The authors target researchers who are new to scientific computing, short term projects, and small collaborative teams. However, anyone who wishes to improve scientific computing research practices can benefit from examining the practices described. The title of the article is somewhat misleading, since it covers many good practices, but may be interpreted by some to be "good enough". This article is not meant be a guide to restructure practices of a successful research team, but to aid individual new researchers and teams that need to add or improve current practices. Good Enough Practices in Scientific Computing can be a tool for the beginning graduate student, intern, or anyone new to research computing. Professors and mentors will find it beneficial to direct students and interns to this article very early in their research.

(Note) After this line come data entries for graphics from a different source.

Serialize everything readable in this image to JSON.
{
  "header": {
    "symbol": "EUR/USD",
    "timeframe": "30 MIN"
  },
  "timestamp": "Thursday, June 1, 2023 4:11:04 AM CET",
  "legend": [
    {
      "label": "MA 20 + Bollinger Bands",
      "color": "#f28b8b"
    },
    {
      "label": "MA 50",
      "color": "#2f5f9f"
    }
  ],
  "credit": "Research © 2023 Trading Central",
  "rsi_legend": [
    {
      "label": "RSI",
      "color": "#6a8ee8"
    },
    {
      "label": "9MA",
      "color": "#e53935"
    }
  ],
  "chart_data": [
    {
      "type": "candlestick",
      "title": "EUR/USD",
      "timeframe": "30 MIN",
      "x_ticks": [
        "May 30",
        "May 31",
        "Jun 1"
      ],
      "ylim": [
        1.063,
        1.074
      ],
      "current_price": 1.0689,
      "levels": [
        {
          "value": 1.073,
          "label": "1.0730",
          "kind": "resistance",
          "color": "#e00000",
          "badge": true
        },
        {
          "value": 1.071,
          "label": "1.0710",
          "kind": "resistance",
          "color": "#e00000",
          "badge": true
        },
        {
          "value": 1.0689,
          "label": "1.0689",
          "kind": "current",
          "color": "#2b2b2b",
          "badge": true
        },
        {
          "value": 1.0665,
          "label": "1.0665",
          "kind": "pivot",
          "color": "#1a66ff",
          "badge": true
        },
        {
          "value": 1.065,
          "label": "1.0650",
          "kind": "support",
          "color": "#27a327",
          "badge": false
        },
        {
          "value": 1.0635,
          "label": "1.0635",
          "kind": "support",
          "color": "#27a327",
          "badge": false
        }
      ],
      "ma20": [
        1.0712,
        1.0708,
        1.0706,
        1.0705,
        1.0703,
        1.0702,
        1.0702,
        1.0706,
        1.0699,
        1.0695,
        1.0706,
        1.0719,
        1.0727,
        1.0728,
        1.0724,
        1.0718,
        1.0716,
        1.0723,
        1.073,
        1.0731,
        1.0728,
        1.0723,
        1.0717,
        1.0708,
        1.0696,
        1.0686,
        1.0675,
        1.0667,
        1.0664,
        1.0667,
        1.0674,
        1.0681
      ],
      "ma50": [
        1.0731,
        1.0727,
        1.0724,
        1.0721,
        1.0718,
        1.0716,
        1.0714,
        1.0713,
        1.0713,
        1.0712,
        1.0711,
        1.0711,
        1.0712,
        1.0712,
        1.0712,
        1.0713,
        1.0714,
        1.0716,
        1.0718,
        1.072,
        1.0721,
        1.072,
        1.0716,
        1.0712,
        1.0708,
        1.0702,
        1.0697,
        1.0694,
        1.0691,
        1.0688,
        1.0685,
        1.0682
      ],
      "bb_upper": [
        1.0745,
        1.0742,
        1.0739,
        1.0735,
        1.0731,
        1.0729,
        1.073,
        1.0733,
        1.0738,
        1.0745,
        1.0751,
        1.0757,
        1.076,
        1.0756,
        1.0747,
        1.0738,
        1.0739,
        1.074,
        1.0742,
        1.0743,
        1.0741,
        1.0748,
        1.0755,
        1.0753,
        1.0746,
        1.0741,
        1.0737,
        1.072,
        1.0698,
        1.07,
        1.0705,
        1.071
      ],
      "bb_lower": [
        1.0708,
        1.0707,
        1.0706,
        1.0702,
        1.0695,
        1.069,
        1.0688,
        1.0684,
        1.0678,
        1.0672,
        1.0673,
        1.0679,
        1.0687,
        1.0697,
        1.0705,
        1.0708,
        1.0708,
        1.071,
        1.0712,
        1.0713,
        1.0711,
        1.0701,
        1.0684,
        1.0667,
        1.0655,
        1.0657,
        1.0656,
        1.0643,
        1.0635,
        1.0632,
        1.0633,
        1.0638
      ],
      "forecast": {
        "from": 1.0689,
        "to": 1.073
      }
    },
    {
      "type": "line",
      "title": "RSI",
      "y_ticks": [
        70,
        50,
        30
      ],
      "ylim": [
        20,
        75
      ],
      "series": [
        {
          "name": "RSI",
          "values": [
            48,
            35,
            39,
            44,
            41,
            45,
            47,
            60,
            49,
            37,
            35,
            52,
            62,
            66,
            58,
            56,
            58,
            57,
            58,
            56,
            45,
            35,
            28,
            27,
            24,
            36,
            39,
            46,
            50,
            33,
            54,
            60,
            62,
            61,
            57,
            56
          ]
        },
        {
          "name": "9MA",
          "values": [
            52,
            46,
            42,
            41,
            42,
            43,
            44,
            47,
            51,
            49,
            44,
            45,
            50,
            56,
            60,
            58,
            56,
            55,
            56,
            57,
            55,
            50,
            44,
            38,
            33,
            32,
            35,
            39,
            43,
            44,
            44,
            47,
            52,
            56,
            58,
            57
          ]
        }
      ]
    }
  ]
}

The article starts with a summary of the specific practices organized into the following key topics:
- Data management
- Software
- Collaboration
- Project organization
- Keeping track of changes
- Manuscripts
The practices include using manual methods or revision control systems for preserving analysis procedures and manuscript development. Including manual procedures can help the beginner start good practices before learning git or another versioning system. Data management suggestions include preserving raw data, determining and producing "analysis-friendly" data, saving steps to produce intermediate data, and submitting data to public repositories. The summary can be used as a checklist by new and mature researchers and team leads. New scientific researchers will benefit from reading the article in its entirety then carefully implementing the minimum practices. The authors have assimilated these practices from their personal experiences, and from the experiences of thousands of participants in Software Carpentry and Data Carpentry workshops.